Most Latin American jurisdictions impose a five‑year limitation period for general civil claims, but construction accidents often attract a shorter, more stringent window. In many countries, the plazo para demandar is one year from the date of injury or discovery of the defect, unless the injury is latent or the defect is not immediately apparent.
These time frames are not merely bureaucratic hurdles; they reflect a legal philosophy that “time heals all wounds” and that evidence degrades over time.

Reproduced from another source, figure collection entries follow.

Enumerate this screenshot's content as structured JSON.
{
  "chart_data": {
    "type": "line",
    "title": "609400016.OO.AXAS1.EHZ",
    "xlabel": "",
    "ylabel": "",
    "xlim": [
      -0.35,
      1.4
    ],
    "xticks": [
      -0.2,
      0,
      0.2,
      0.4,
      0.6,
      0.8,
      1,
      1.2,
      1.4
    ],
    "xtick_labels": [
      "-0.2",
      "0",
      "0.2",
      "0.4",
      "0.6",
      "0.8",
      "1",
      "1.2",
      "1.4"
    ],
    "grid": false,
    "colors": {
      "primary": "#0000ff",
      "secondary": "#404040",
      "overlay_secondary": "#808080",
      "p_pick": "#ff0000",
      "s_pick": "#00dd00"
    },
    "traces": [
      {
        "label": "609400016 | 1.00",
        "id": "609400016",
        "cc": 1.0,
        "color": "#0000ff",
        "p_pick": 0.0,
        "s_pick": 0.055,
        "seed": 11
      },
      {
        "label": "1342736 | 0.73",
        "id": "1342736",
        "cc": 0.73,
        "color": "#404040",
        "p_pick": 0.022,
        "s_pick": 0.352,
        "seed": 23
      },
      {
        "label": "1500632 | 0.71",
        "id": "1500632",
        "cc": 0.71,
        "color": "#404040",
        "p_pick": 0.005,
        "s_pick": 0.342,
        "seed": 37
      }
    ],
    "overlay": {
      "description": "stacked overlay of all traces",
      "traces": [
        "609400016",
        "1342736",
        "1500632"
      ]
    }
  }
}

Even within the same region, the plazo para demandar can differ by a few months. For example, Chile’s Civil Code sets a one‑year limitation for personal injury, whereas Peru extends it to two years if the injury was not immediately obvious. The variation often hinges on whether the claim is based on negligence, breach of contract, or a statutory duty of care.
Several variables can alter the deadline:
> “In the world of construction law, timing is as critical as steel reinforcement,” notes Dr. María González, a professor of Civil Engineering Law.
If you’re unsure whether your injury falls under the plazo para demandar, or if you suspect the defendant might delay or conceal information, consult a lawyer within 48 hours of the incident. Early legal advice can help you:
In 2018, a mid‑tower of a commercial complex in Bogotá partially collapsed during construction, injuring six workers. The workers’ families filed a lawsuit four months after the incident. Because the injury was not immediately severe, the plazo para demandar had not yet expired. However, the lawsuit was dismissed on technical grounds: the court found that the claim was filed after the statutory one‑year period had elapsed from the date of the collapse, not from the date of injury. The case highlighted the importance of distinguishing between the date of the accident and the date of injury when calculating the deadline.
A: Yes, many jurisdictions toll the limitation period upon discovery of a latent injury.
A: Generally, the deadline is tied to the nature of the claim (injury vs. property damage), not the project type.
A: The court may dismiss the case unless you can prove tolling or other legal exceptions.
A: Jurisdiction depends on where the accident occurred, where the parties are located, and contractual clauses.
An expert can:
> “Expert testimony is the bridge between raw evidence and judicial understanding,” says legal analyst Juan Pérez.
The plazo para demandar may seem like a rigid deadline, but it’s also an opportunity to assemble a robust, evidence‑rich case. By acting promptly, documenting meticulously, and engaging skilled legal counsel, you can transform a ticking clock into a strategic advantage. Remember, in construction law, as in any field, the best plans are those that anticipate obstacles and adapt in real time.
If you’ve experienced a construction accident—or know someone who has—don’t let the clock dictate the outcome. Reach out to a specialized attorney today and start building your case on a foundation that stands the test of time.